Это было около полуночи, когда Турбин после впрыскивания морфия уснул, а Елена расположилась в кресле у его постели. В гостиной составился военный совет.
Решено было всем оставаться ночевать. Во‐первых, ночью, даже с хорошими документами, ходить не к чему. Во‐вторых, тут и Елене лучше – то да се… помочь. А самое главное, что дома в такое времечко именно лучше не сидеть, а находиться в гостях. А еще, самое главное, и делать нечего.

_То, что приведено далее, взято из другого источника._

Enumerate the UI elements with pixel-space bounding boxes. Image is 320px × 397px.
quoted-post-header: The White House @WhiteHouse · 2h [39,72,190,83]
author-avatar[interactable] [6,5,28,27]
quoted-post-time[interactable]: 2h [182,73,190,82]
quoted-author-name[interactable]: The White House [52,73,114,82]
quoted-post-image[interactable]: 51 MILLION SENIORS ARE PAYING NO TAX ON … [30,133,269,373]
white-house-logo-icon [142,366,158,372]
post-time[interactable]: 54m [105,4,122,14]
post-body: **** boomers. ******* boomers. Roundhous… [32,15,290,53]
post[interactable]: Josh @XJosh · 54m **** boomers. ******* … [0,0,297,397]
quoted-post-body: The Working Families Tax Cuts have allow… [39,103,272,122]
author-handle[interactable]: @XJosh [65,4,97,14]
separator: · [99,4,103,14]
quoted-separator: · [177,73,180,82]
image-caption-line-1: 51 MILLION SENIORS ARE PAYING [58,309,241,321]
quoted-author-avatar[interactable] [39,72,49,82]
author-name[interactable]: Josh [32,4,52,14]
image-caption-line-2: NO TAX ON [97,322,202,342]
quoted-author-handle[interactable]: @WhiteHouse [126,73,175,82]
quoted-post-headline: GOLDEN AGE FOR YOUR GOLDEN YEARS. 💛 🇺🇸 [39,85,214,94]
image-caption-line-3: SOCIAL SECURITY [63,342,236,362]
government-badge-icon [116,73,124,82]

А вот винт составить можно.
– Вы играете? – спросил Мышлаевский у Лариосика.
Лариосик покраснел, смутился и сразу все выговорил, и что в винт он играет, но очень, очень плохо… Лишь бы его не ругали, как ругали в Житомире податные инспектора… Что он потерпел драму, но здесь, у Елены Васильевны, оживает душой, потому что это совершенно исключительный человек, Елена Васильевна, и в квартире у них тепло и уютно, в особенности замечательны кремовые шторы на всех окнах, благодаря чему чувствуешь себя оторванным от внешнего мира… А он, этот внешний мир… согласитесь сами, грязен, кровав и бессмыслен.